Bevor ihn im November seine Krankheit ans Bett fesselte, war es unserem langjährigen Osteland-Vorstandsmitglied vergönnt, an einigen wichtigen Ereignissen teilzuhaben: der Benennung des Störs durch den Deutschen Angelfischerverband (DAFV) zum "Fisch des Jahres 2014", das Erscheinen des dazugehörigen DAFV-Fachbuches mit dem von ihm mitverfassten Kapitel "Angler und Naturschutz - das Beispiel der Oste und ihrer Wanderfische", die Auszeichnung der Stör-Wiederansiedlung als "Beispielprojekt der UN-Dekade der biologischen Vielfalt" und das Erscheinen eines in hoher Auflage verbreiteten Infoblattes des Landessportfischerverbandes Niedersachsen, in dem es heisst: "Die Arbeiten zur Wiederansiedlung des Störs in der Oste sind beispielhaft."

 

Dass bundesweit zuletzt 3.000 von 10.000 Jungstören in der Oste freigesetzt worden waren - dies dokumentierte, wie Wolfgang Schütz vor einem Jahr vor den Mitgliedern der Fachgruppe Schifffahrt und Gewässer der AG Osteland sagte, den "hohen Stellenwert" unseres Flusses nicht nur innerhalb des Elbeeinzugsgebiets, sondern die Bedeutung der Oste mit ihren Anwohnern und Akteuren auch als "Eckpfeiler des internationalen Wiedereinbürgerungsprojekts".

 

Im selben Vortrag zitierte Wolfgang Schütz ein Grußwort, das Professor Rosenthal, der Präsident der Weltgesellschaft zum Schutz der Störe, den Ostefreunden anlässlich des Stör-Erstbesatzes im April 2009 übermittelt hatte.

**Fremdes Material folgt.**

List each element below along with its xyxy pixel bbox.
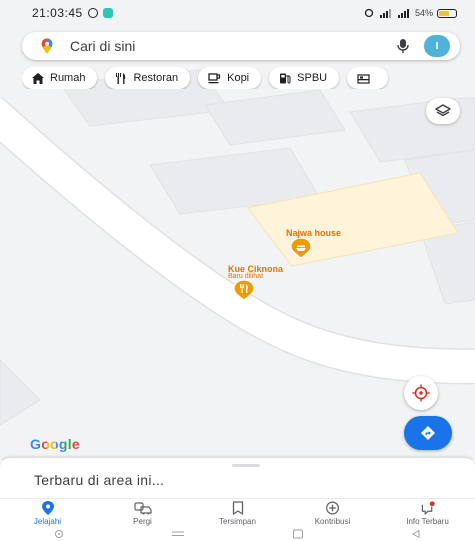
nav-label: Tersimpan <box>219 517 256 526</box>
home-pin-icon <box>290 237 312 259</box>
restaurant-icon <box>116 72 126 84</box>
chip-restaurant[interactable]: Restoran <box>105 67 191 89</box>
nav-updates[interactable]: Info Terbaru <box>383 499 473 526</box>
nav-label: Kontribusi <box>314 517 351 526</box>
commute-icon <box>133 502 152 515</box>
nav-contribute[interactable]: Kontribusi <box>288 499 378 526</box>
poi-sublabel-recently-viewed: Baru dilihat <box>228 273 264 280</box>
layers-icon <box>435 104 451 117</box>
chip-label: Kopi <box>227 72 250 84</box>
status-right: 54% <box>363 8 457 18</box>
search-bar[interactable]: Cari di sini I <box>22 32 460 60</box>
poi-label-najwa-house[interactable]: Najwa house <box>286 228 341 238</box>
bookmark-icon <box>232 501 243 515</box>
bottom-sheet[interactable]: Terbaru di area ini... <box>0 458 475 498</box>
account-avatar[interactable]: I <box>424 35 450 57</box>
chip-label: SPBU <box>297 72 328 84</box>
chip-home[interactable]: Rumah <box>22 67 98 89</box>
notification-icon <box>87 8 98 18</box>
poi-pin-kue-ciknona[interactable] <box>233 279 255 305</box>
add-circle-icon <box>326 501 339 515</box>
updates-icon <box>421 501 435 515</box>
directions-button[interactable] <box>404 416 452 450</box>
avatar-initial: I <box>435 40 439 52</box>
chip-label: Rumah <box>50 72 86 84</box>
gas-station-icon <box>280 73 291 84</box>
maps-logo-icon <box>41 38 53 54</box>
my-location-button[interactable] <box>404 376 438 410</box>
system-home-icon[interactable] <box>292 529 304 539</box>
restaurant-pin-icon <box>233 279 255 301</box>
signal-icon-2 <box>397 8 409 18</box>
battery-percent: 54% <box>414 8 433 18</box>
alarm-icon <box>364 8 374 18</box>
nav-go[interactable]: Pergi <box>98 499 188 526</box>
system-assist-icon[interactable] <box>54 529 64 539</box>
nav-label: Info Terbaru <box>406 517 449 526</box>
nav-label: Pergi <box>133 517 152 526</box>
hotel-icon <box>357 73 370 84</box>
poi-pin-najwa-house[interactable] <box>290 237 312 263</box>
nav-saved[interactable]: Tersimpan <box>193 499 283 526</box>
signal-icon <box>379 8 391 18</box>
explore-pin-icon <box>41 501 54 515</box>
google-logo-text: Google <box>30 436 81 452</box>
layers-button[interactable] <box>426 98 460 124</box>
battery-icon <box>437 8 457 18</box>
nav-explore[interactable]: Jelajahi <box>3 499 93 526</box>
system-menu-icon[interactable] <box>171 530 185 538</box>
system-back-icon[interactable] <box>411 529 421 539</box>
nav-label: Jelajahi <box>33 517 62 526</box>
search-input[interactable]: Cari di sini <box>70 38 396 54</box>
chip-gas-station[interactable]: SPBU <box>269 67 340 89</box>
system-navigation-bar <box>0 526 475 541</box>
sheet-title: Terbaru di area ini... <box>34 472 165 488</box>
chip-coffee[interactable]: Kopi <box>198 67 262 89</box>
sheet-drag-handle[interactable] <box>232 464 260 467</box>
app-notification-icon <box>102 8 113 18</box>
chip-hotel[interactable] <box>347 67 389 89</box>
home-icon <box>32 72 44 84</box>
status-bar: 21:03:45 54% <box>0 0 475 26</box>
bottom-navigation: Jelajahi Pergi Tersimpan Kontribusi Info… <box>0 498 475 526</box>
category-chips: Rumah Restoran Kopi SPBU <box>22 67 475 89</box>
google-logo: Google <box>30 436 80 452</box>
microphone-icon[interactable] <box>396 38 410 54</box>
chip-label: Restoran <box>133 72 179 84</box>
crosshair-icon <box>412 384 430 402</box>
status-left: 21:03:45 <box>32 6 113 20</box>
directions-icon <box>421 426 435 440</box>
status-time: 21:03:45 <box>32 6 83 20</box>
coffee-icon <box>208 72 221 83</box>
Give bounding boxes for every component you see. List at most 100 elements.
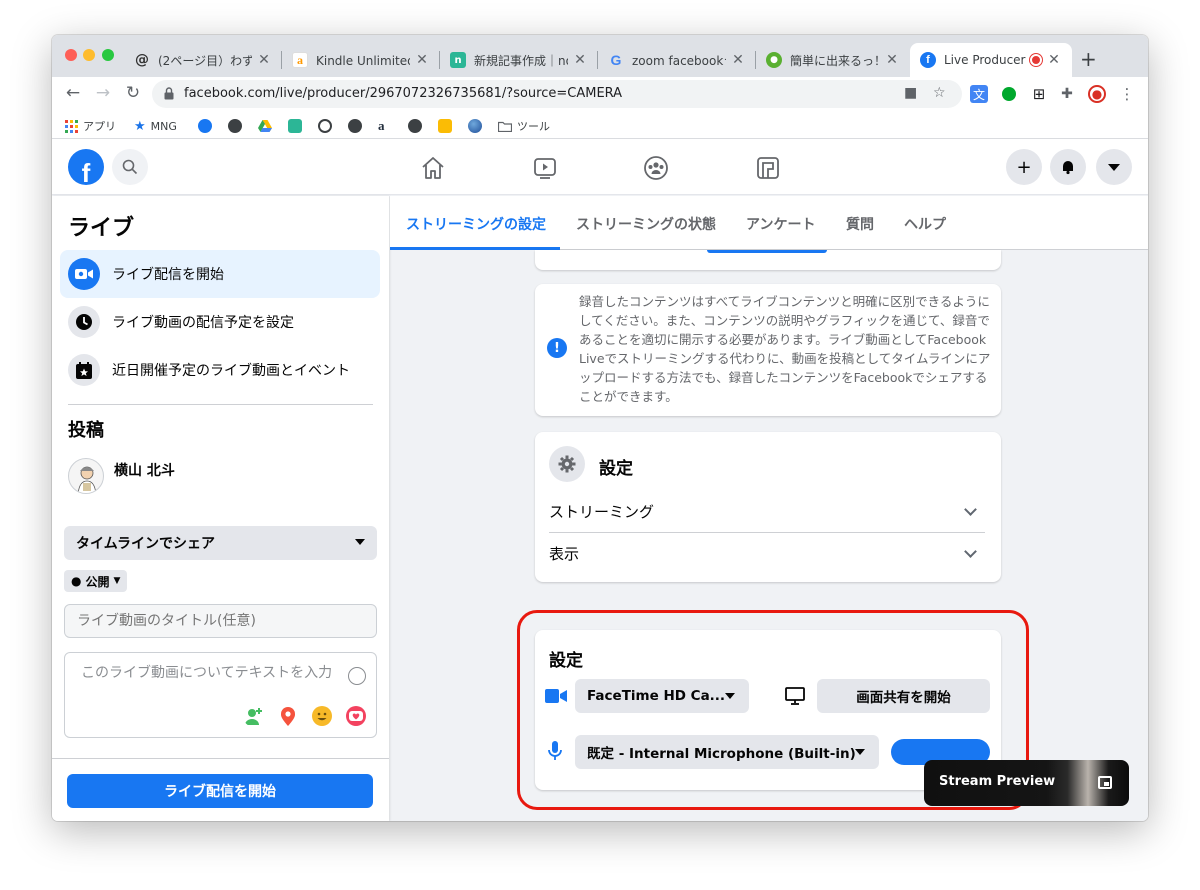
back-arrow-icon[interactable]: ← [61,83,85,103]
browser-tab-active[interactable]: f Live Producer ✕ [910,43,1072,77]
camera-in-use-icon[interactable]: ■ [904,85,917,101]
bookmark-label: MNG [150,119,177,133]
browser-tab[interactable]: n 新規記事作成｜note ✕ [440,43,598,77]
bookmark-note[interactable] [288,117,307,135]
watch-video-icon[interactable] [532,155,558,181]
facebook-logo-icon[interactable]: f [68,149,104,185]
menu-item-schedule[interactable]: ライブ動画の配信予定を設定 [60,298,380,346]
notice-text: 録音したコンテンツはすべてライブコンテンツと明確に区別できるようにしてください。… [579,294,991,404]
browser-tab[interactable]: a Kindle Unlimitedへ ✕ [282,43,440,77]
tab-stream-health[interactable]: ストリーミングの状態 [576,214,716,234]
tab-stream-setup[interactable]: ストリーミングの設定 [406,214,546,234]
close-tab-icon[interactable]: ✕ [256,52,272,68]
sheets-icon [438,119,452,133]
amazon-icon: a [378,118,385,133]
bookmarks-bar: アプリ ★ MNG a ツール [52,113,1148,139]
close-window-button[interactable] [65,49,77,61]
previous-card-bottom [535,250,1001,270]
tab-help[interactable]: ヘルプ [904,214,946,234]
minimize-window-button[interactable] [83,49,95,61]
close-tab-icon[interactable]: ✕ [1046,52,1062,68]
bookmark-globe[interactable] [228,117,247,135]
facebook-header: f + [52,139,1148,195]
bookmark-mng[interactable]: ★ MNG [134,117,177,135]
bookmark-star-icon[interactable]: ☆ [933,85,946,101]
google-drive-icon [258,120,272,132]
forward-arrow-icon[interactable]: → [91,83,115,103]
settings-card: 設定 ストリーミング 表示 [535,432,1001,582]
privacy-selector[interactable]: ● 公開 ▼ [64,570,128,592]
support-heart-icon[interactable] [345,705,367,727]
account-menu-button[interactable] [1096,149,1132,185]
bookmark-globe-2[interactable] [348,117,367,135]
close-tab-icon[interactable]: ✕ [572,52,588,68]
tag-people-icon[interactable] [243,705,265,727]
bookmark-globe-3[interactable] [408,117,427,135]
browser-tab[interactable]: @ (2ページ目）わずか ✕ [124,43,282,77]
facebook-live-producer: f + ライブ ライブ配信を開始 ライブ動画の配信予定を設定 近日開催予定のライ… [52,139,1148,821]
zoom-window-button[interactable] [102,49,114,61]
gaming-icon[interactable] [755,155,781,181]
bookmark-info[interactable] [318,117,337,135]
recording-indicator-icon [1030,54,1042,66]
evernote-extension-icon[interactable] [1000,85,1018,103]
video-camera-icon [68,258,100,290]
go-live-button[interactable]: ライブ配信を開始 [67,774,373,808]
picture-in-picture-icon[interactable] [1098,776,1112,789]
accordion-streaming[interactable]: ストリーミング [549,490,985,532]
emoji-icon[interactable] [348,667,366,685]
card-heading: 設定 [599,459,633,479]
bookmark-sheets[interactable] [438,117,457,135]
new-tab-button[interactable]: + [1080,47,1097,71]
location-pin-icon[interactable] [277,705,299,727]
bookmark-apps[interactable]: アプリ [65,117,116,135]
description-textarea[interactable]: このライブ動画についてテキストを入力 [64,652,377,738]
globe-icon [228,119,242,133]
reload-icon[interactable]: ↻ [121,83,145,103]
stream-preview[interactable]: Stream Preview [924,760,1129,806]
bookmark-drive[interactable] [258,117,272,135]
share-target-select[interactable]: タイムラインでシェア [64,526,377,560]
producer-tabs: ストリーミングの設定 ストリーミングの状態 アンケート 質問 ヘルプ [390,196,1148,250]
privacy-label: 公開 [85,574,110,589]
tab-questions[interactable]: 質問 [846,214,874,234]
bookmark-folder-tools[interactable]: ツール [498,117,550,135]
stream-preview-label: Stream Preview [939,774,1056,789]
caret-down-icon [355,539,365,545]
address-bar[interactable]: facebook.com/live/producer/2967072326735… [152,80,962,108]
translate-extension-icon[interactable]: 文 [970,85,988,103]
groups-icon[interactable] [643,155,669,181]
close-tab-icon[interactable]: ✕ [414,52,430,68]
avatar[interactable] [68,458,104,494]
search-button[interactable] [112,149,148,185]
clock-icon [68,306,100,338]
notifications-button[interactable] [1050,149,1086,185]
live-title-input[interactable] [64,604,377,638]
browser-tab[interactable]: G zoom facebookラ ✕ [598,43,756,77]
menu-item-upcoming[interactable]: 近日開催予定のライブ動画とイベント [60,346,380,394]
tab-title: Live Producer [944,53,1026,67]
bookmark-amazon[interactable]: a [378,117,385,135]
create-button[interactable]: + [1006,149,1042,185]
feeling-icon[interactable] [311,705,333,727]
caret-down-icon: ▼ [113,576,121,586]
home-icon[interactable] [420,155,446,181]
profile-avatar-icon[interactable]: ● [1088,85,1106,103]
close-tab-icon[interactable]: ✕ [730,52,746,68]
puzzle-extensions-icon[interactable]: ✚ [1058,85,1076,103]
bookmark-facebook[interactable] [198,117,217,135]
close-tab-icon[interactable]: ✕ [884,52,900,68]
note-icon: n [450,52,466,68]
bookmark-earth[interactable] [468,117,487,135]
grid-extension-icon[interactable]: ⊞ [1030,85,1048,103]
tab-polls[interactable]: アンケート [746,214,815,234]
menu-item-label: ライブ動画の配信予定を設定 [112,315,294,331]
accordion-display[interactable]: 表示 [549,532,985,574]
menu-item-go-live[interactable]: ライブ配信を開始 [60,250,380,298]
accordion-label: ストリーミング [549,502,655,521]
facebook-icon: f [920,52,936,68]
more-menu-icon[interactable]: ⋮ [1118,85,1136,103]
user-name[interactable]: 横山 北斗 [114,460,175,480]
browser-tab[interactable]: ● 簡単に出来るっ！zo ✕ [756,43,910,77]
info-icon [318,119,332,133]
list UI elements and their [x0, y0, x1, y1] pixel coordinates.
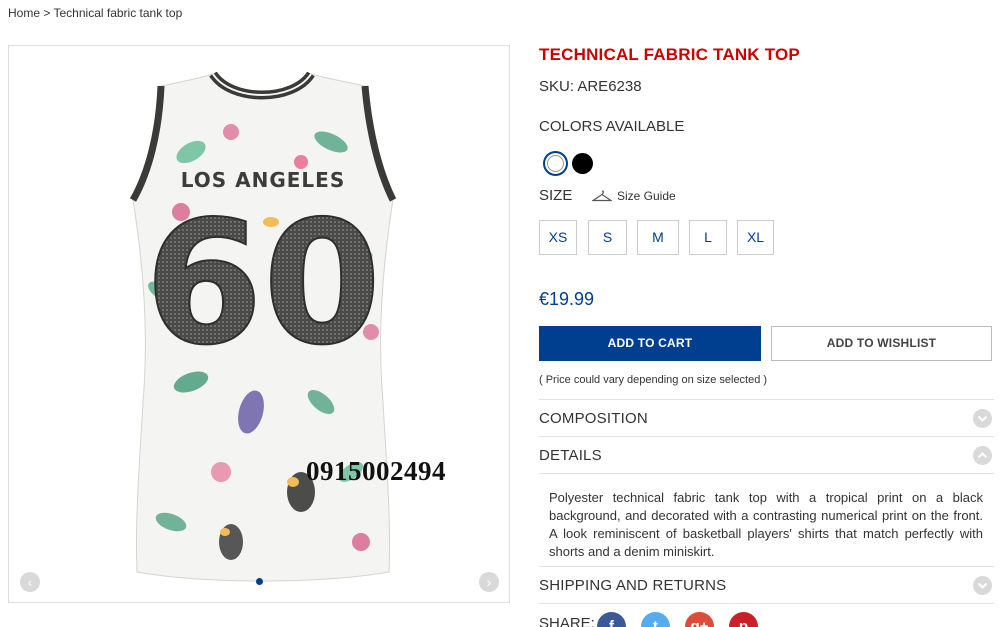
size-option-s[interactable]: S [588, 220, 627, 255]
phone-watermark: 0915002494 [306, 456, 446, 486]
google-plus-glyph: g+ [690, 618, 709, 627]
color-swatch-black[interactable] [572, 153, 593, 174]
chevron-down-icon[interactable] [973, 409, 992, 428]
price-note: ( Price could vary depending on size sel… [539, 374, 768, 386]
size-option-l[interactable]: L [689, 220, 727, 255]
chevron-right-icon[interactable]: › [479, 572, 499, 592]
size-guide-label: Size Guide [617, 189, 676, 203]
facebook-glyph: f [609, 618, 614, 627]
breadcrumb: Home > Technical fabric tank top [8, 6, 182, 20]
size-option-xl[interactable]: XL [737, 220, 774, 255]
product-sku: SKU: ARE6238 [539, 78, 642, 95]
size-guide-link[interactable]: Size Guide [592, 189, 676, 203]
details-label: DETAILS [539, 447, 602, 464]
chevron-up-icon[interactable] [973, 446, 992, 465]
shipping-label: SHIPPING AND RETURNS [539, 577, 727, 594]
gallery-indicator-dot[interactable] [256, 578, 263, 585]
breadcrumb-home-link[interactable]: Home [8, 6, 40, 20]
product-title: TECHNICAL FABRIC TANK TOP [539, 45, 800, 64]
shipping-divider [539, 603, 994, 604]
breadcrumb-separator: > [43, 6, 51, 20]
product-image[interactable]: LOS ANGELES 60 [121, 72, 405, 582]
google-plus-icon[interactable]: g+ [685, 612, 714, 627]
size-option-m[interactable]: M [637, 220, 679, 255]
details-text: Polyester technical fabric tank top with… [549, 490, 983, 559]
twitter-glyph: t [653, 618, 658, 627]
color-swatch-white[interactable] [543, 151, 568, 176]
colors-label: COLORS AVAILABLE [539, 118, 685, 135]
breadcrumb-current: Technical fabric tank top [53, 6, 183, 20]
add-to-cart-button[interactable]: ADD TO CART [539, 326, 761, 361]
product-gallery: LOS ANGELES 60 0915002494 ‹ › [8, 45, 510, 603]
accordion-details[interactable]: DETAILS [539, 436, 994, 474]
product-price: €19.99 [539, 289, 595, 309]
add-to-wishlist-button[interactable]: ADD TO WISHLIST [771, 326, 992, 361]
accordion-composition[interactable]: COMPOSITION [539, 399, 994, 437]
size-option-xs[interactable]: XS [539, 220, 577, 255]
composition-label: COMPOSITION [539, 410, 648, 427]
pinterest-glyph: p [738, 618, 749, 627]
print-number-text: 60 [145, 185, 382, 383]
chevron-down-icon[interactable] [973, 576, 992, 595]
chevron-left-icon[interactable]: ‹ [20, 572, 40, 592]
hanger-icon [592, 190, 612, 202]
share-label: SHARE: [539, 615, 595, 627]
size-label: SIZE [539, 187, 573, 204]
accordion-shipping[interactable]: SHIPPING AND RETURNS [539, 566, 994, 604]
facebook-icon[interactable]: f [597, 612, 626, 627]
details-divider [539, 473, 994, 474]
twitter-icon[interactable]: t [641, 612, 670, 627]
pinterest-icon[interactable]: p [729, 612, 758, 627]
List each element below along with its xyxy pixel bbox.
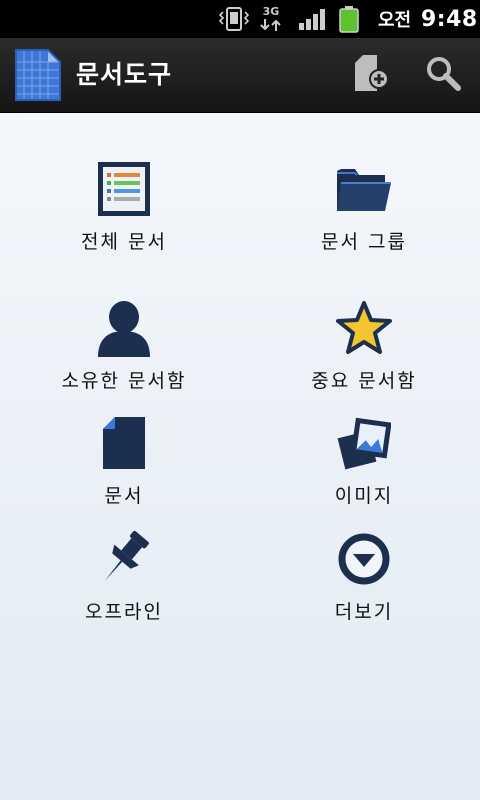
menu-item-owned-documents[interactable]: 소유한 문서함 — [4, 296, 244, 393]
new-document-icon — [349, 53, 389, 97]
more-icon — [332, 527, 396, 591]
menu-item-label: 문서 그룹 — [321, 231, 407, 253]
menu-item-label: 오프라인 — [85, 601, 163, 623]
menu-item-label: 이미지 — [334, 485, 394, 507]
menu-item-label: 전체 문서 — [81, 231, 167, 253]
search-icon — [424, 54, 462, 96]
all-documents-icon — [92, 157, 156, 221]
new-document-button[interactable] — [344, 50, 394, 100]
menu-item-label: 문서 — [104, 485, 144, 507]
person-icon — [92, 296, 156, 360]
folder-icon — [332, 157, 396, 221]
search-button[interactable] — [418, 50, 468, 100]
clock: 9:48 — [421, 6, 478, 32]
star-icon — [332, 296, 396, 360]
menu-item-document-groups[interactable]: 문서 그룹 — [244, 157, 480, 254]
document-icon — [92, 411, 156, 475]
app-logo-icon[interactable] — [14, 48, 62, 102]
network-type: 3G — [262, 5, 280, 18]
app-title: 문서도구 — [76, 60, 173, 89]
main-menu-grid: 전체 문서 문서 그룹 소유한 문서함 중요 문서함 문서 이미지 오프라인 더… — [0, 113, 480, 800]
ampm-label: 오전 — [378, 10, 412, 31]
action-bar: 문서도구 — [0, 38, 480, 113]
image-icon — [332, 411, 396, 475]
pin-icon — [92, 527, 156, 591]
menu-item-all-documents[interactable]: 전체 문서 — [4, 157, 244, 254]
status-bar: 3G 오전 9:48 — [0, 0, 480, 38]
battery-icon — [338, 0, 360, 38]
menu-item-more[interactable]: 더보기 — [244, 527, 480, 624]
data-transfer-icon: 3G — [258, 0, 284, 38]
menu-item-label: 소유한 문서함 — [61, 370, 187, 392]
menu-item-documents[interactable]: 문서 — [4, 411, 244, 508]
menu-item-starred-documents[interactable]: 중요 문서함 — [244, 296, 480, 393]
menu-item-images[interactable]: 이미지 — [244, 411, 480, 508]
vibrate-icon — [218, 0, 250, 38]
menu-item-offline[interactable]: 오프라인 — [4, 527, 244, 624]
signal-icon — [298, 0, 326, 38]
menu-item-label: 더보기 — [334, 601, 394, 623]
menu-item-label: 중요 문서함 — [311, 370, 417, 392]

Darin heißt es: "Man braucht einen langem Atem für die Störe, ich wünsche Ihnen, dass Sie diesen haben." 

 

In diesem Sinne wollen wir gleich nach dem Vortrag von Jörn Gessner bei einer Tasse Kaffee darüber sprechen, wie wir die Begeisterung von Wolfgang Schütz für dieses weltweit beachtete Projekt nach seinem Tod wachhalten und weitergeben können. Sie alle sind zu diesem Gespräch herzlich eingeladen. Ich danke für Ihre Aufmerksamkeit und schließe mit dem Refrain des Stör-Liedes von Hanni Milan: "In der schönen Oste, im plattdeutschen Land, will der Stör wieder leben, drum gebt ihm 'ne Chance."